Des voisins très éloignés
Cette partie de bonneteau survient dans un contexte électrique. Depuis la mi-2017, et en dépit de la tenue d’un « dialogue politique » erratique, les opposants togolais exigent à coups de marches et de manifs rudement réprimées la démission du chef de l’Etat. Même si tout indique que la coalition C-14, alliance de partis contestataires qui avait boycotté les législatives du 20 décembre dernier, tend à se déliter.

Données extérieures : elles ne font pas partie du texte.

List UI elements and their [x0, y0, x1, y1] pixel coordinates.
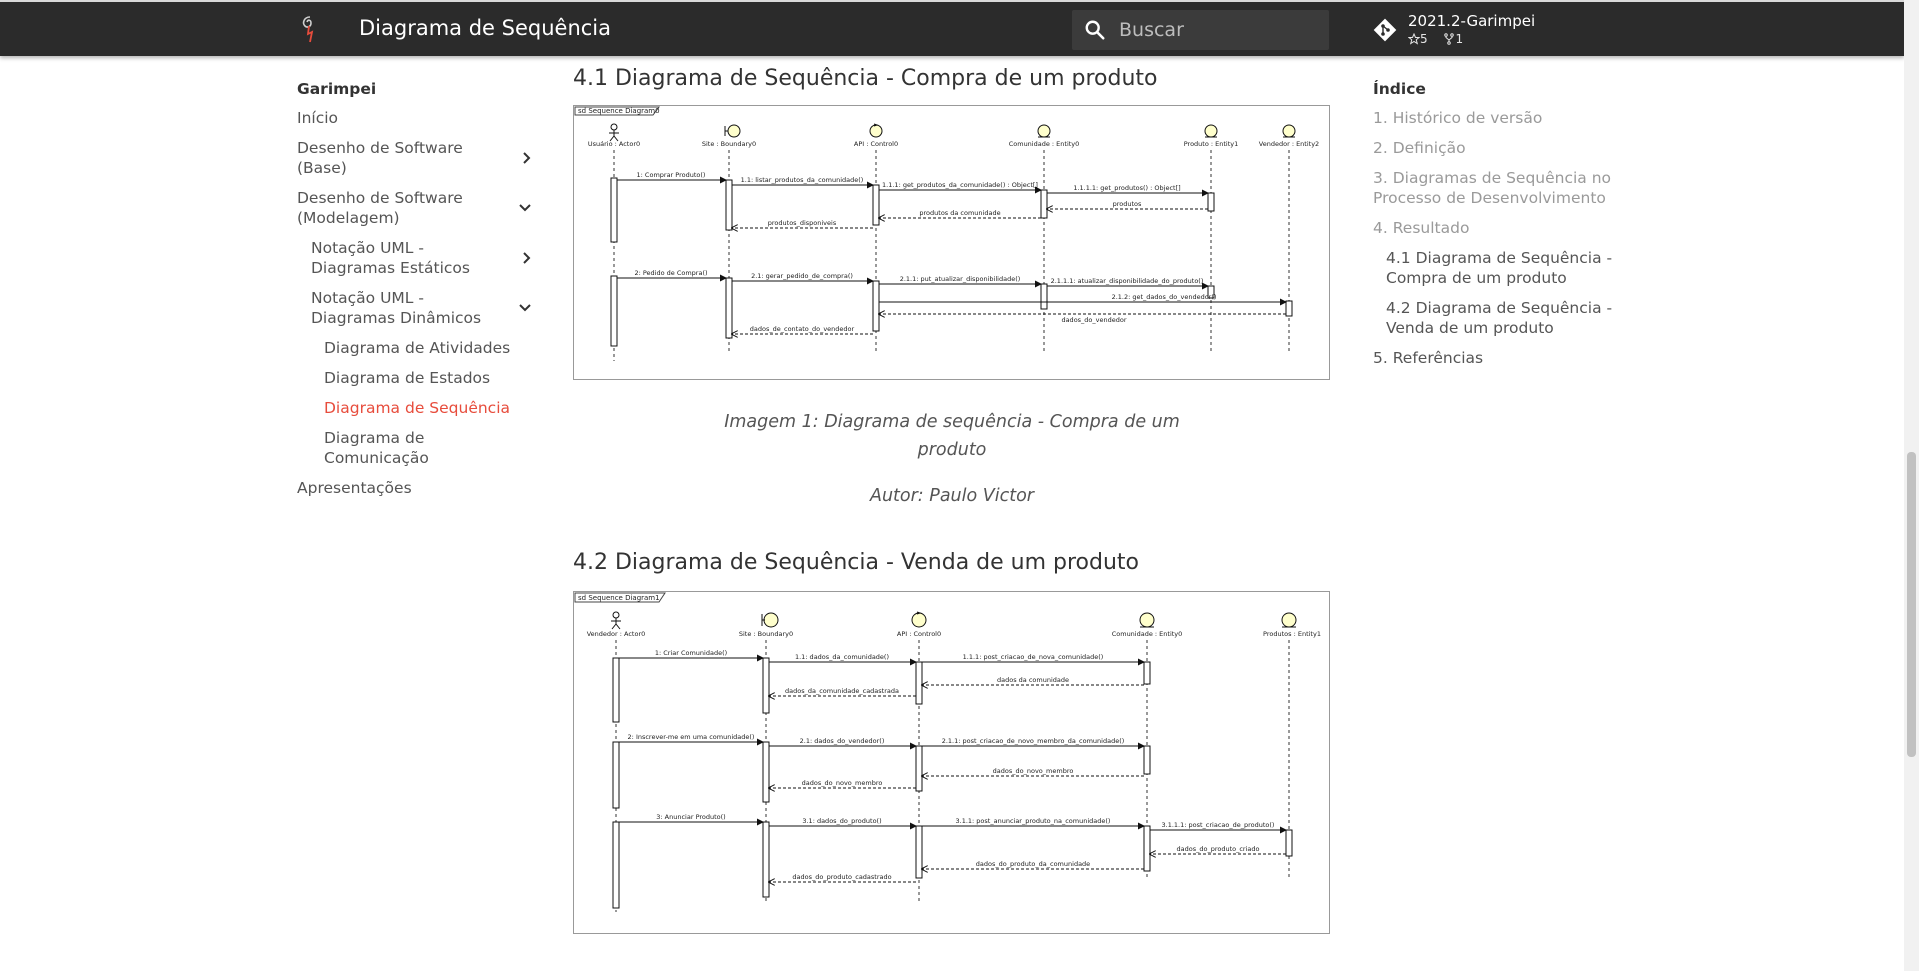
msg-produtos-comunidade: produtos da comunidade	[919, 209, 1000, 217]
stars-count: 5	[1420, 32, 1428, 46]
msg-produto-comunidade: dados_do_produto_da_comunidade	[976, 860, 1090, 868]
msg-1-1-1-1: 1.1.1.1: get_produtos() : Object[]	[1073, 184, 1180, 192]
scrollbar-thumb[interactable]	[1907, 452, 1916, 757]
sequence-diagram-venda: sd Sequence Diagram1 Vendedor : Actor0 S…	[573, 591, 1330, 934]
sidebar-item-uml-estaticos[interactable]: Notação UML - Diagramas Estáticos	[297, 238, 532, 278]
msg-produto-cadastrado: dados_do_produto_cadastrado	[792, 873, 891, 881]
msg-2-1: 2.1: gerar_pedido_de_compra()	[751, 272, 853, 280]
forks-stat: 1	[1443, 32, 1469, 46]
msg-produto-criado: dados_do_produto_criado	[1177, 845, 1260, 853]
sidebar-item-atividades[interactable]: Diagrama de Atividades	[297, 338, 532, 358]
toc-item-compra[interactable]: 4.1 Diagrama de Sequência - Compra de um…	[1373, 248, 1613, 288]
search-input[interactable]	[1119, 17, 1319, 43]
msg-2-1-1-1: 2.1.1.1: atualizar_disponibilidade_do_pr…	[1051, 277, 1204, 285]
lifeline-comunidade: Comunidade : Entity0	[1112, 630, 1183, 638]
sidebar-item-sequencia[interactable]: Diagrama de Sequência	[297, 398, 532, 418]
table-of-contents: Índice 1. Histórico de versão 2. Definiç…	[1373, 80, 1613, 378]
sidebar-item-label: Notação UML - Diagramas Estáticos	[311, 239, 470, 277]
msg-2: 2: Pedido de Compra()	[634, 269, 707, 277]
sidebar-item-inicio[interactable]: Início	[297, 108, 532, 128]
diagram2-svg: sd Sequence Diagram1 Vendedor : Actor0 S…	[574, 592, 1321, 912]
toc-item-resultado[interactable]: 4. Resultado	[1373, 218, 1613, 238]
lifeline-vendedor: Vendedor : Entity2	[1259, 140, 1319, 148]
msg-novo-membro-site: dados_do_novo_membro	[802, 779, 883, 787]
chevron-down-icon[interactable]	[518, 203, 532, 213]
lifeline-site: Site : Boundary0	[739, 630, 793, 638]
section-heading-compra: 4.1 Diagrama de Sequência - Compra de um…	[573, 66, 1158, 91]
diagram2-frame-label: sd Sequence Diagram1	[578, 594, 660, 602]
msg-1-1-1: 1.1.1: post_criacao_de_nova_comunidade()	[963, 653, 1104, 661]
main-content: 4.1 Diagrama de Sequência - Compra de um…	[573, 66, 1331, 934]
figure-author-1: Autor: Paulo Victor	[869, 486, 1034, 506]
toc-item-referencias[interactable]: 5. Referências	[1373, 348, 1613, 368]
sidebar-item-label: Notação UML - Diagramas Dinâmicos	[311, 289, 482, 327]
lifeline-comunidade: Comunidade : Entity0	[1009, 140, 1080, 148]
msg-3-1-1-1: 3.1.1.1: post_criacao_de_produto()	[1162, 821, 1275, 829]
chevron-right-icon[interactable]	[522, 151, 532, 165]
msg-1-1: 1.1: listar_produtos_da_comunidade()	[741, 176, 864, 184]
forks-count: 1	[1455, 32, 1464, 46]
sidebar-brand[interactable]: Garimpei	[297, 80, 532, 98]
msg-dados-contato: dados_de_contato_do_vendedor	[750, 325, 855, 333]
sidebar-item-desenho-base[interactable]: Desenho de Software (Base)	[297, 138, 532, 178]
lifeline-produtos: Produtos : Entity1	[1263, 630, 1321, 638]
figure-caption-1: Imagem 1: Diagrama de sequência - Compra…	[724, 412, 1180, 460]
toc-item-venda[interactable]: 4.2 Diagrama de Sequência - Venda de um …	[1373, 298, 1613, 338]
msg-3: 3: Anunciar Produto()	[656, 813, 725, 821]
sidebar-item-estados[interactable]: Diagrama de Estados	[297, 368, 532, 388]
sidebar-item-label: Desenho de Software (Modelagem)	[297, 189, 463, 227]
sidebar-item-label: Desenho de Software (Base)	[297, 139, 463, 177]
toc-item-definicao[interactable]: 2. Definição	[1373, 138, 1613, 158]
chevron-down-icon[interactable]	[518, 303, 532, 313]
diagram1-frame-label: sd Sequence Diagram0	[578, 107, 660, 115]
msg-1-1-1: 1.1.1: get_produtos_da_comunidade() : Ob…	[882, 181, 1038, 189]
lifeline-usuario: Usuário : Actor0	[588, 140, 640, 148]
git-icon	[1373, 18, 1397, 42]
stars-stat: 5	[1408, 32, 1434, 46]
site-logo-icon[interactable]	[296, 14, 322, 46]
sidebar-item-apresentacoes[interactable]: Apresentações	[297, 478, 532, 498]
chevron-right-icon[interactable]	[522, 251, 532, 265]
search-box[interactable]	[1072, 10, 1329, 50]
sidebar-item-comunicacao[interactable]: Diagrama de Comunicação	[297, 428, 532, 468]
repository-name: 2021.2-Garimpei	[1408, 12, 1536, 30]
star-icon	[1408, 33, 1420, 45]
msg-1: 1: Criar Comunidade()	[655, 649, 727, 657]
msg-1: 1: Comprar Produto()	[637, 171, 706, 179]
msg-comunidade-cadastrada: dados_da_comunidade_cadastrada	[785, 687, 899, 695]
msg-produtos: produtos	[1113, 200, 1142, 208]
section-heading-venda: 4.2 Diagrama de Sequência - Venda de um …	[573, 550, 1140, 575]
msg-3-1: 3.1: dados_do_produto()	[802, 817, 881, 825]
toc-item-historico[interactable]: 1. Histórico de versão	[1373, 108, 1613, 128]
sidebar-nav: Garimpei Início Desenho de Software (Bas…	[297, 80, 532, 508]
msg-2-1-1: 2.1.1: post_criacao_de_novo_membro_da_co…	[942, 737, 1125, 745]
lifeline-api: API : Control0	[897, 630, 941, 638]
top-header: Diagrama de Sequência 2021.2-Garimpei 5 …	[0, 0, 1904, 56]
msg-2-1: 2.1: dados_do_vendedor()	[800, 737, 885, 745]
sequence-diagram-compra: sd Sequence Diagram0 Usuário : Actor0 Si…	[573, 105, 1330, 380]
msg-novo-membro-api: dados_do_novo_membro	[993, 767, 1074, 775]
msg-1-1: 1.1: dados_da_comunidade()	[795, 653, 889, 661]
msg-3-1-1: 3.1.1: post_anunciar_produto_na_comunida…	[956, 817, 1111, 825]
lifeline-vendedor: Vendedor : Actor0	[587, 630, 646, 638]
lifeline-site: Site : Boundary0	[702, 140, 756, 148]
sidebar-item-desenho-modelagem[interactable]: Desenho de Software (Modelagem)	[297, 188, 532, 228]
repository-stats: 5 1	[1408, 32, 1475, 48]
fork-icon	[1444, 33, 1455, 45]
lifeline-produto: Produto : Entity1	[1184, 140, 1239, 148]
msg-2: 2: Inscrever-me em uma comunidade()	[628, 733, 755, 741]
lifeline-api: API : Control0	[854, 140, 898, 148]
diagram1-svg: sd Sequence Diagram0 Usuário : Actor0 Si…	[574, 106, 1319, 361]
msg-2-1-1: 2.1.1: put_atualizar_disponibilidade()	[900, 275, 1021, 283]
toc-item-processo[interactable]: 3. Diagramas de Sequência no Processo de…	[1373, 168, 1613, 208]
msg-produtos-disponiveis: produtos_disponiveis	[768, 219, 837, 227]
sidebar-item-uml-dinamicos[interactable]: Notação UML - Diagramas Dinâmicos	[297, 288, 532, 328]
toc-title: Índice	[1373, 80, 1426, 98]
page-title: Diagrama de Sequência	[359, 16, 611, 40]
msg-dados-vendedor: dados_do_vendedor	[1061, 316, 1126, 324]
search-icon	[1085, 20, 1105, 40]
msg-2-1-2: 2.1.2: get_dados_do_vendedor()	[1112, 293, 1217, 301]
msg-dados-comunidade: dados da comunidade	[997, 676, 1069, 684]
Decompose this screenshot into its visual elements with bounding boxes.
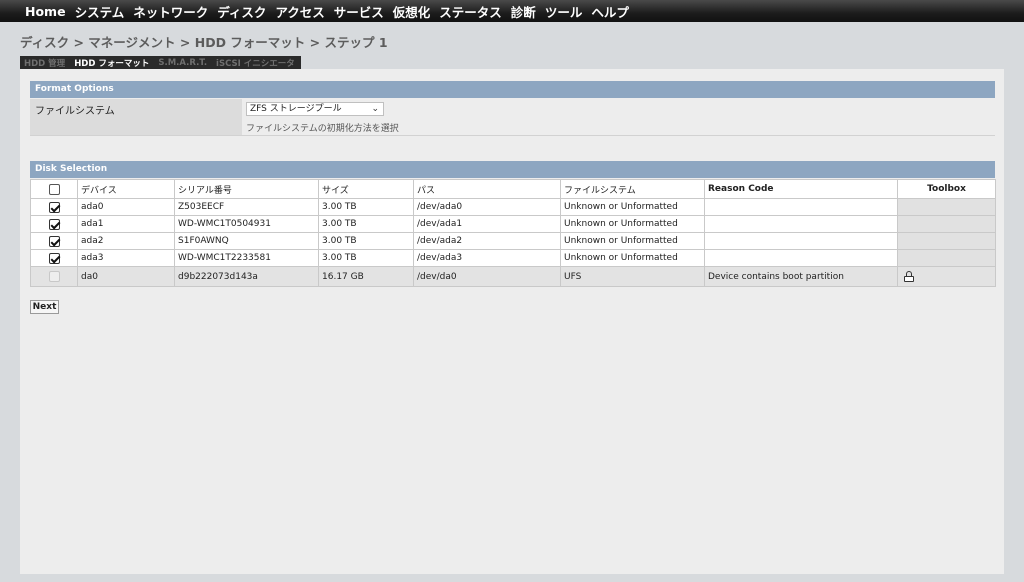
device-cell: ada2 (77, 232, 175, 250)
filesystem-cell: Unknown or Unformatted (560, 232, 705, 250)
reason-cell: Device contains boot partition (704, 266, 898, 287)
filesystem-label: ファイルシステム (30, 99, 242, 135)
row-checkbox-disabled (48, 271, 60, 282)
filesystem-select[interactable]: ZFS ストレージプール ⌄ (246, 102, 384, 116)
nav-access[interactable]: アクセス (275, 2, 324, 21)
breadcrumb: ディスク > マネージメント > HDD フォーマット > ステップ 1 (20, 35, 388, 50)
row-select-cell (30, 215, 78, 233)
nav-services[interactable]: サービス (334, 2, 384, 21)
divider (30, 135, 995, 136)
filesystem-hint: ファイルシステムの初期化方法を選択 (246, 124, 399, 134)
path-cell: /dev/ada1 (413, 215, 561, 233)
device-cell: ada1 (77, 215, 175, 233)
row-checkbox[interactable] (48, 201, 60, 213)
row-select-cell (30, 249, 78, 267)
col-device: デバイス (77, 179, 175, 199)
device-cell: ada0 (77, 198, 175, 216)
select-all-cell (30, 179, 78, 199)
tab-bar: HDD 管理 HDD フォーマット S.M.A.R.T. iSCSI イニシエー… (20, 56, 301, 69)
nav-help[interactable]: ヘルプ (591, 2, 629, 21)
select-all-checkbox[interactable] (48, 183, 60, 195)
path-cell: /dev/ada2 (413, 232, 561, 250)
filesystem-cell: UFS (560, 266, 705, 287)
filesystem-select-value: ZFS ストレージプール (250, 104, 342, 114)
row-checkbox[interactable] (48, 235, 60, 247)
toolbox-cell (897, 249, 996, 267)
format-options-header: Format Options (30, 81, 995, 98)
table-row: ada2 S1F0AWNQ 3.00 TB /dev/ada2 Unknown … (30, 232, 996, 250)
nav-diagnostics[interactable]: 診断 (511, 2, 536, 21)
col-toolbox: Toolbox (897, 179, 996, 199)
tab-iscsi-initiator[interactable]: iSCSI イニシエータ (216, 57, 295, 69)
disk-selection-header: Disk Selection (30, 161, 995, 178)
nav-network[interactable]: ネットワーク (133, 2, 208, 21)
toolbox-cell (897, 215, 996, 233)
row-checkbox[interactable] (48, 218, 60, 230)
col-filesystem: ファイルシステム (560, 179, 705, 199)
nav-system[interactable]: システム (75, 2, 125, 21)
disk-table: デバイス シリアル番号 サイズ パス ファイルシステム Reason Code … (30, 179, 996, 287)
toolbox-cell (897, 198, 996, 216)
filesystem-cell: Unknown or Unformatted (560, 215, 705, 233)
row-checkbox[interactable] (48, 252, 60, 264)
chevron-down-icon: ⌄ (371, 104, 379, 114)
size-cell: 3.00 TB (318, 249, 414, 267)
filesystem-cell: Unknown or Unformatted (560, 198, 705, 216)
toolbox-cell (897, 232, 996, 250)
size-cell: 16.17 GB (318, 266, 414, 287)
size-cell: 3.00 TB (318, 232, 414, 250)
device-cell: ada3 (77, 249, 175, 267)
content-panel (20, 69, 1004, 574)
top-navigation: Home システム ネットワーク ディスク アクセス サービス 仮想化 ステータ… (0, 0, 1024, 22)
toolbox-cell (897, 266, 996, 287)
nav-home[interactable]: Home (25, 4, 66, 19)
table-row: ada1 WD-WMC1T0504931 3.00 TB /dev/ada1 U… (30, 215, 996, 233)
tab-hdd-management[interactable]: HDD 管理 (24, 57, 65, 69)
path-cell: /dev/da0 (413, 266, 561, 287)
size-cell: 3.00 TB (318, 215, 414, 233)
row-select-cell (30, 266, 78, 287)
table-header-row: デバイス シリアル番号 サイズ パス ファイルシステム Reason Code … (30, 179, 996, 199)
tab-smart[interactable]: S.M.A.R.T. (158, 58, 207, 68)
tab-hdd-format[interactable]: HDD フォーマット (74, 57, 149, 69)
nav-status[interactable]: ステータス (439, 2, 502, 21)
row-select-cell (30, 232, 78, 250)
size-cell: 3.00 TB (318, 198, 414, 216)
serial-cell: S1F0AWNQ (174, 232, 319, 250)
device-cell: da0 (77, 266, 175, 287)
table-row: da0 d9b222073d143a 16.17 GB /dev/da0 UFS… (30, 266, 996, 287)
path-cell: /dev/ada0 (413, 198, 561, 216)
nav-disks[interactable]: ディスク (217, 2, 266, 21)
path-cell: /dev/ada3 (413, 249, 561, 267)
next-button[interactable]: Next (30, 300, 59, 314)
col-size: サイズ (318, 179, 414, 199)
reason-cell (704, 198, 898, 216)
serial-cell: d9b222073d143a (174, 266, 319, 287)
table-row: ada0 Z503EECF 3.00 TB /dev/ada0 Unknown … (30, 198, 996, 216)
reason-cell (704, 215, 898, 233)
reason-cell (704, 249, 898, 267)
col-serial: シリアル番号 (174, 179, 319, 199)
nav-tools[interactable]: ツール (545, 2, 583, 21)
reason-cell (704, 232, 898, 250)
row-select-cell (30, 198, 78, 216)
serial-cell: Z503EECF (174, 198, 319, 216)
filesystem-cell: Unknown or Unformatted (560, 249, 705, 267)
serial-cell: WD-WMC1T2233581 (174, 249, 319, 267)
serial-cell: WD-WMC1T0504931 (174, 215, 319, 233)
nav-virtualization[interactable]: 仮想化 (393, 2, 431, 21)
lock-icon (904, 271, 914, 282)
col-path: パス (413, 179, 561, 199)
table-row: ada3 WD-WMC1T2233581 3.00 TB /dev/ada3 U… (30, 249, 996, 267)
col-reason-code: Reason Code (704, 179, 898, 199)
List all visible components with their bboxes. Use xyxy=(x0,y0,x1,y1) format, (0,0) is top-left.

Une certitude : Faure compte bien décrocher l’an prochain un nouveau bail ; et il n’a aucune envie de voir surgir dans l’arène un trublion susceptible de lui disputer l’électorat nordiste. Pour l’anecdote, huit kilomètres à peine séparent Kara, son fief familial, de Tchitchao, le village natal du rival putatif. Si certains analystes fantasment sur un rapprochement de ces deux figures d’ethnie kabyé, voire sur une paix des braves et l’émergence d’un « ticket » qui propulserait Boko à la primature, le montage ne tient pas la piste. « On en est très très loin », commente-t-on sobrement à Paris.
Le général épinglé
Un anachronisme françafricain plane sur ce jeu de dupes. Il était tentant d’imaginer, dans le rôle du cerveau de l’opération TSB (Tout sauf Boko), le juriste dévoyé et virtuose du bricolage constitutionnel Charles Debbasch, qui a rang de ministre à Lomé. Mais à en croire des sources concordantes, c’est bien à l’ex-général Raymond Germanos, « conseiller spécial pour les questions militaires » de Faure depuis octobre 2013, que reviendrait l’honneur douteux de manoeuvrer dans la coulisse. Ainsi, près de six décennies après l’indépendance, un ancien cinq-étoiles tricolore, qui fut chef du cabinet militaire de deux ministres de la Défense, directeur de l’Institut des hautes études de défense nationale et Inspecteur général des Armées, s’emploie à torpiller un gage d’ouverture aléatoire.
Il est vrai que l’homme n’est plus à une turpitude près. En avril 2010, il s’est vu condamner à dix mois de prison avec sursis pour détention de milliers d’images pédopornographiques. Rien à voir ? Soit, à une nuance près : Faure Gnassingbé, qui compte parmi ses visiteurs réguliers -et généreusement rétribués- un certain Dominique Stauss-Kahn, gagnerait à choisir avec plus de discernement ses Raspoutine bleu-blanc-rouge.
Me Boko prend-il un risque en s’envolant pour Lomé ? « Oui, glisse-t-on à l’Élysée, où l’on suit ce bras-de-fer avec attention. Mais en l’interpellant à l’arrivée, le pouvoir togolais en prendrait un aussi. Que chacun assume ses responsabilités. » Attachez vos ceintures : zone de turbulences en vue.